As you'd expect with the Seiko range this piece is really top, top quality feel and finish, often described as the poor mans Grand Seiko and I can now see why, it's that good. The finishing on the case and bracelet is superb, with the bracelet have brushed faces and smart polished edges and solid end links adding to the overall solid feel.

Accuracy - I've now had it for 3 weeks now and all I can say is wow, it has the 6R15B movement and it's a cracker. It's my daily watch (I'm desk-jockey) and it's currently sitting at +3 sec from when I set it 3 weeks ago, astonishingly accurate.

As you know, with any auto watch you have to learn the best positions to leave it overnight for the best accuracy, I can regulate this beauty at night by leaving it either face up or crown down.

Now for some photos, sorry for the average quality, I did this from work and my DSLR is at home ... doh!

Anyways, thanks for reading.














































This is a 1 second exposure trying to get the exact number of sweep stops, couldn't get it bang on between the second markers unfortunately.










k:


----------



## Carlotwf (Nov 13, 2009)

Thanks a lot for your review and photos. I have one of these and it is truly a great watch.


----------



## gravedodger (Feb 15, 2004)

It is a great watch ... and it has now become my everyday watch so even though it pains me to call it a 'beater', it sort of is now ... surely that's wrong, no? 

But then again when I get a watch I wear it, I'm not at all rough with them since I've a desk job but I don't wrap them in cotton wool either, watches deserve to be worn without fear :cheers:


----------



## Steve's Dad (Dec 19, 2007)

Lovely, I nearly went for a black one but got a white one in the end.

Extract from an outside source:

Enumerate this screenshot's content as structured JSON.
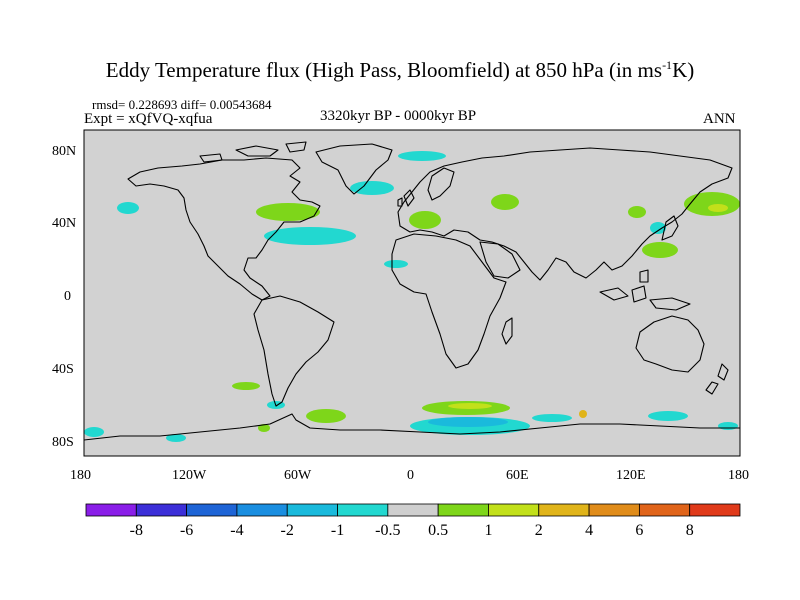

I got mine from Chino Watch Japan, customs caught it though :disgust:

Mine does not have 'Diashock' on the dial but I assume it's the same watch


----------



## Griff (Feb 23, 2003)

I had one and sold it.

Nice watch, but I often got glare from it and found the lack of coating under the crystal proved very irritating.


----------



## Sancho Panza (Apr 7, 2010)

A great looking watch, something else to tempt me.


----------



## gravedodger (Feb 15, 2004)

Steve said:


> Lovely, I nearly went for a black one but got a white one in the end.
> 
> I got mine from Chino Watch Japan, customs caught it though :disgust:
> 
> Mine does not have 'Diashock' on the dial but I assume it's the same watch


Pretty much the same Ian but yours is the newer version with a thin line down the middle of the hands, it'll still be diashock, same movement, just not on the dial for some reason, probably styling or something.

Very nice


----------